We gated off our kitchen and dining area. The two rooms are together, an open space and we put gates in the two openings to these rooms. Ricky had his crate but no x-pen. I, like Helen, had my eyes on him ALL the time. So much so, that I didn't even take the time to make phone calls or get on the computer very often. lol We went outdoors 30x/day, at least!

Knowing what I know now, though, I'd have an x-pen and/or a smaller area for a puppy to roam and play in. The two rooms were too much space for Ricky and he often peed in the kitchen behind the counter where we couldn't always see him.

One great way of leaving him outside the x-pen and still go about your business, or your wife's, is to tether him to your waist. It's called umbilical leashing and so wherever you go, the pup goes. He can still play while you sit somewhere, or while you're doing dishes, making dinner... but he can't wander off to some corner of the room and do his business. You will 'catch' him, should he not ask for the litter or the door, about 95% of the time since he'll be right there.

There is info on this type of housetraining : http://www.homevet.com/petcare/puppy3.html#cord

here too: http://www.cal.net/~pamgreen/noonehomehousebreak.html , as well as tips for when you are not at home.

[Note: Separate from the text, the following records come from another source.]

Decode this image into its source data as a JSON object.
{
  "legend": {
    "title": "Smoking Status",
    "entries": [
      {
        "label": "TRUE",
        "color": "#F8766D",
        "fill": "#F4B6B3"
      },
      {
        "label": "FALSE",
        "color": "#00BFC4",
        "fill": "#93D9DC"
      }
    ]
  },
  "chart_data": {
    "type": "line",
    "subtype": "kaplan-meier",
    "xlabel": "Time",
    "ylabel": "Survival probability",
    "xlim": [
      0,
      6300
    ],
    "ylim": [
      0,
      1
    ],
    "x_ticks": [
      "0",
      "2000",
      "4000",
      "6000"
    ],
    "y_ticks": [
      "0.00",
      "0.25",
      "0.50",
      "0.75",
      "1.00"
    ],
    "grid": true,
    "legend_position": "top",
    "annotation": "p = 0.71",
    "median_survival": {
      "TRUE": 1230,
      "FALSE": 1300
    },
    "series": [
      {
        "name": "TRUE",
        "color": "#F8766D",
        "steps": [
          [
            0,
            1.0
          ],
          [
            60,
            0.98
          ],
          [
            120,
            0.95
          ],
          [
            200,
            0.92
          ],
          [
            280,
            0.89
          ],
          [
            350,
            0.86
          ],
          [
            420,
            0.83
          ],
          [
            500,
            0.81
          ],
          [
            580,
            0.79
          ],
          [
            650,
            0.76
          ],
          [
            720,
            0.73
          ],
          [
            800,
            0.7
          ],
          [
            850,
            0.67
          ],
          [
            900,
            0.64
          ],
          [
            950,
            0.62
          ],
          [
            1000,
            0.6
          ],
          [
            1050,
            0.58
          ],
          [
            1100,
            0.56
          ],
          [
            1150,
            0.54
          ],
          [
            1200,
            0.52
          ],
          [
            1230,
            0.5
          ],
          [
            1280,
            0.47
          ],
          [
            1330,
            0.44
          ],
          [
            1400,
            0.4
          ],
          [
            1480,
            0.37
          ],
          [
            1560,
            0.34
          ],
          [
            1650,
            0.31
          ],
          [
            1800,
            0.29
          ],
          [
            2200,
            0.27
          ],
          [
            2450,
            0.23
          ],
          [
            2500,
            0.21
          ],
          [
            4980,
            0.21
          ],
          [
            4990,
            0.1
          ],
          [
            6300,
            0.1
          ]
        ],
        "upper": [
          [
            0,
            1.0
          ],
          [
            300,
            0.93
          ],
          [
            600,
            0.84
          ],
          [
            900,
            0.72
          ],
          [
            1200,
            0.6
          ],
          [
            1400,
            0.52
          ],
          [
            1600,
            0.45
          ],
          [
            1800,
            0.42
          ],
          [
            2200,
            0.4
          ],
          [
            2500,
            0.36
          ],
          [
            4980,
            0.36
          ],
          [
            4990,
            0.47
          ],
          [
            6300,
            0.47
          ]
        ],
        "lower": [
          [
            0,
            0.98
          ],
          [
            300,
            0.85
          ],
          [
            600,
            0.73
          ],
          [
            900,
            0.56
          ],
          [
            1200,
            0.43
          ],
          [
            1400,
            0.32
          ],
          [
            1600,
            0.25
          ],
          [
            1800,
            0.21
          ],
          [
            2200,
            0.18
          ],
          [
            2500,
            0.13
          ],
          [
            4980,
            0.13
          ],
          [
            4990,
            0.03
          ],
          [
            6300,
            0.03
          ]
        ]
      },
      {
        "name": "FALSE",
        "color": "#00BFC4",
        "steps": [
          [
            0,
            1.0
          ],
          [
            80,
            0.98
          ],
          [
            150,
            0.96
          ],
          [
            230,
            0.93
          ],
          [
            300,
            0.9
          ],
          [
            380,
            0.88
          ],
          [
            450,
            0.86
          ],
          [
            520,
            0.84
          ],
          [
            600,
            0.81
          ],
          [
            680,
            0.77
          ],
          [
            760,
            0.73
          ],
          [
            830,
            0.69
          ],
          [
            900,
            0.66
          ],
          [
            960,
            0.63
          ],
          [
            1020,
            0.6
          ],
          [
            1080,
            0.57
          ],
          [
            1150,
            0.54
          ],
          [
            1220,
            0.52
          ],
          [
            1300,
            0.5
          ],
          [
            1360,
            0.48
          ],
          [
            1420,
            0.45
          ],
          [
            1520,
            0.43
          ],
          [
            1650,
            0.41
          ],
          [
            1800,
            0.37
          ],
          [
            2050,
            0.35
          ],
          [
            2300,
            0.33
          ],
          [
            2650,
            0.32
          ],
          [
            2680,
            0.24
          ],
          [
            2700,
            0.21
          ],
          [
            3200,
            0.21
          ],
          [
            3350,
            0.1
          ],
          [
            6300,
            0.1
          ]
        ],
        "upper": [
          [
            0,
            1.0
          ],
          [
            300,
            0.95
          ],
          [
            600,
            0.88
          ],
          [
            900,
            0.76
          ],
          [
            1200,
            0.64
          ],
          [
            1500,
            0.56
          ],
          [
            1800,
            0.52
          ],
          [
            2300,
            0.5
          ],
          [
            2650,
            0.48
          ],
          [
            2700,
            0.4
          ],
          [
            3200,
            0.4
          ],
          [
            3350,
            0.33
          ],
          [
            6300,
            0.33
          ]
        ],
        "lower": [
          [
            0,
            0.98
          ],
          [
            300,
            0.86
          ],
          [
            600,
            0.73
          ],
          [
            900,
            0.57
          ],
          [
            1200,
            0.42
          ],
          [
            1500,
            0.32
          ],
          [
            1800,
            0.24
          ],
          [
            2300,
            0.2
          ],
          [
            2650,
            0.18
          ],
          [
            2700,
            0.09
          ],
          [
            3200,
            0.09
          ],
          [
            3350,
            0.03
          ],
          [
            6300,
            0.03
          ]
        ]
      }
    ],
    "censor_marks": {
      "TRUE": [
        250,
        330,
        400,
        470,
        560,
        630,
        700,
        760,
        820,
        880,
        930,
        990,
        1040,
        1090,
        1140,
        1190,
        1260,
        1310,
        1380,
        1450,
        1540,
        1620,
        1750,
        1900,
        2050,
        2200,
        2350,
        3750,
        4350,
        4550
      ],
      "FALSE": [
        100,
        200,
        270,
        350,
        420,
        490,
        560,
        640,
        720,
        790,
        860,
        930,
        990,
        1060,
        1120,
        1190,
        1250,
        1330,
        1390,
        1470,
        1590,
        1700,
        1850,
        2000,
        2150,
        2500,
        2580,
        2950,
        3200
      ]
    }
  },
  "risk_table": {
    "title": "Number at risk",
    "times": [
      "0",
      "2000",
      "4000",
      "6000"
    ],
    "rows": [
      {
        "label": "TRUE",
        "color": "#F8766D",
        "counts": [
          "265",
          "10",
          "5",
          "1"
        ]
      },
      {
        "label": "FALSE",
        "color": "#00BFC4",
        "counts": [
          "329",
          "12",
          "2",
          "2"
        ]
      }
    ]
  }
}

Take things one day at a time and make sure you have plenty of paper towels and a cleanser that will eliminate the smell of urine (so he doesn't get tempted to go to the same spots all the time). I have never bought so much paper towel as I have since we had Ricky last Sept.!!! :biggrin1:


----------



## Julie (Feb 8, 2007)

Hang in there Derek!It will come.......:biggrin1:


----------



## Havtahava (Aug 20, 2006)

This doesn't help with training, but if you ever want him to have free run and you can't watch every second, you can put a belly band on him. I have purchased belly bands from many seamstresses and vendors over the years, but my favorite bands come from a woman named Penny that I found on eBay who makes a soft flannel lined belly band and gives the proceeds to her favorite rescue. Her eBay user name is zpenny1, but you can email her directly at [email protected] with the measurement of your puppy's belly circumfrence. She sells them in sets of two for $10 for free shipping in the U.S. (well, that was before the postage hike again, so check on the price to be sure). Since you're in Ontario, it may be worthwhile to find someone up there to save on shipping.


----------



## radar_jones (May 6, 2007)

As Soon as we started to watch him and keep him in the ex-pen for part of the day he had no accidents. In the morning we are going to keep him in the pen for a good 30 minutes to make sure he's completely done going poop. He's had repeat poops ten-fifteen minutes after going the first time so we have him in there until he's really done. Then he gets out for some playime. My Wife is adamant now about really watching him. I told her maye she should put him in the kitchen and cloe it in which is just off the dining room then she can see him from her peripheral vision. See he lays below her under the dining room table and he snuck over to where the pen was but couldn't get into it and went on the floor. He's not reliable to really be let out on his own at all even when he's got access to the ex-pen. He went the other day on the floor and the ex-pen was completely accessible to him. He went on the floor beside it but not in it. It's reicky sometimes because she has book work to do at home and it's hard for her to keep an eye on him ALL the time. She just can't so it's in the pen when she can't watch and she'll have him out for play time periodically throughout the day. Anyone have any thoughts about a bell attached to the ex-pen........:suspicious: ?

Derek


----------



## radar_jones (May 6, 2007)

Yeah I hear ya. Well I really like the ex-pen method. It's time consuming but I think it's the best way because it teaches them to go in the box and then they get to earn the extra space and then a little more and a little more and then they get out for playtime and back in for potty. The only tricky part is seeing wether or not they get it when the are out for playtime and know to go back to potty when they have to go. 

Radar had full access to the pen where the litter box was and still went on the floor which proves he can't be trusted yet which means cutting him off. I just long for the day when he will be fully reliable. My Wife and I will be taking him out in the morning when he has had all his shots which will mean a more predictable method because he will anticipate the time to go out. Hopefully the bell method will work then.

Derek


----------